Erken ik het bestaan van aspecten en beslissingen die ‘onbewust’ in onderzoek binnensluipen of probeer ik ook deze (achteraf) te legitimeren of (rationeel) te verklaren?

9.1.3. Positionering in macht en een verantwoordelijk gebruik van discursieve macht

Een derde criterium geldt evenzeer voor het gehele onderzoek en komt voort uit de postmoderne feministische visie die stelt dat ontsnappen aan of vermijden van macht onmogelijk is, dat er geen ‘buiten’ is vanwaaruit verzet kan worden geboden of

kennisproductie tot stand kan komen omdat elk spreken, denken en handelen is ingebed in een historische en sociaal-culturele context (Abma 1996; Condor 1997). Ook als

onderzoeker kan ik niet ‘buiten de macht’ staan en een neutrale positie innemen, maar moet ik mezelf positioneren in macht. Dat betekent dat ik niet kan volstaan met het doen van een ‘schuldbekentenis’, achteraf geschreven als een soort biecht, die voortkomt uit een behoefte aan politieke correctheid, zonder dat ik de dynamiek en meervoudigheid van mijn zelf heb doordacht (Abma 1996).
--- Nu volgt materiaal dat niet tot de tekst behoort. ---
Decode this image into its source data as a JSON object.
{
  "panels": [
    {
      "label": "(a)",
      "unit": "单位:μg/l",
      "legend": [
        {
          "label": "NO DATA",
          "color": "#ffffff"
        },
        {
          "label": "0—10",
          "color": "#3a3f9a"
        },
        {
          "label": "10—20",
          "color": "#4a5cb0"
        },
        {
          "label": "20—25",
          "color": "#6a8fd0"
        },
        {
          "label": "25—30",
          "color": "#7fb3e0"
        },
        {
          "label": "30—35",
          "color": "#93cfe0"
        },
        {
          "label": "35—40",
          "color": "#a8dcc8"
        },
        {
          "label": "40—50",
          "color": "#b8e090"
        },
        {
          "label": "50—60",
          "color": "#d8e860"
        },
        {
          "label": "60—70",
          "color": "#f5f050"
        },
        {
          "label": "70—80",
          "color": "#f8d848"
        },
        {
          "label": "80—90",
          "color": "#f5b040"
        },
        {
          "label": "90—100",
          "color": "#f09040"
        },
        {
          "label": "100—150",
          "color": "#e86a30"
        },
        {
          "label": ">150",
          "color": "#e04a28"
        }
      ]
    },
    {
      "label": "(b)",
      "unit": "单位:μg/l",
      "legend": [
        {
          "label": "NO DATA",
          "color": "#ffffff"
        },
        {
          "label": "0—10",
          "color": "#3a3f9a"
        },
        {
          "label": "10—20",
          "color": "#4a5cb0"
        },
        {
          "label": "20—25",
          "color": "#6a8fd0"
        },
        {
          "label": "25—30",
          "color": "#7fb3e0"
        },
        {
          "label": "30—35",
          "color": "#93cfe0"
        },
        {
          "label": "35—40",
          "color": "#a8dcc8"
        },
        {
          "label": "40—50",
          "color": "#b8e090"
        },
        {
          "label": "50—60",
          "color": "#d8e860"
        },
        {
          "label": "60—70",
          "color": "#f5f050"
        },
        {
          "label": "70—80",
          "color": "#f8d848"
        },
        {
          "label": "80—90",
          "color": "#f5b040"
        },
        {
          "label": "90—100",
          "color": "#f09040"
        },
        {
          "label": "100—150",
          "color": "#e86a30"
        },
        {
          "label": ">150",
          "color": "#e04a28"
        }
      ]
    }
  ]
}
Reflexiviteit op mijn positionering in macht betekent dat ik ook ‘de ander’ en ‘het andere’ in mijzelf moet onderzoeken en de wijze waarop mijn positionering in de loop van het onderzoek is verschoven. Het betekent dat ik als onderzoeker de zelf-ander of subject-object scheiding niet kan handhaven maar moet onderzoeken vanuit de visie dat ik als onderzoeker onvermijdelijk in relatie sta tot de fenomenen en contexten die ik bestudeer en dus zelf deel uitmaak van het onderwerp van onderzoek (Fine 1994; Burman 1996). Positionering in macht omvat niet alleen de erkenning van de onvermijdelijke partijdigheid en gewelddadigheid van de kennis die ik construeer - de ‘onschuld voorbij gaan’ (Abma 1996) - maar ook van de onvermijdelijke kwetsbaarheid en voorlopigheid van mijn eigen tekstuele weergave (Morawski & Steele 1991).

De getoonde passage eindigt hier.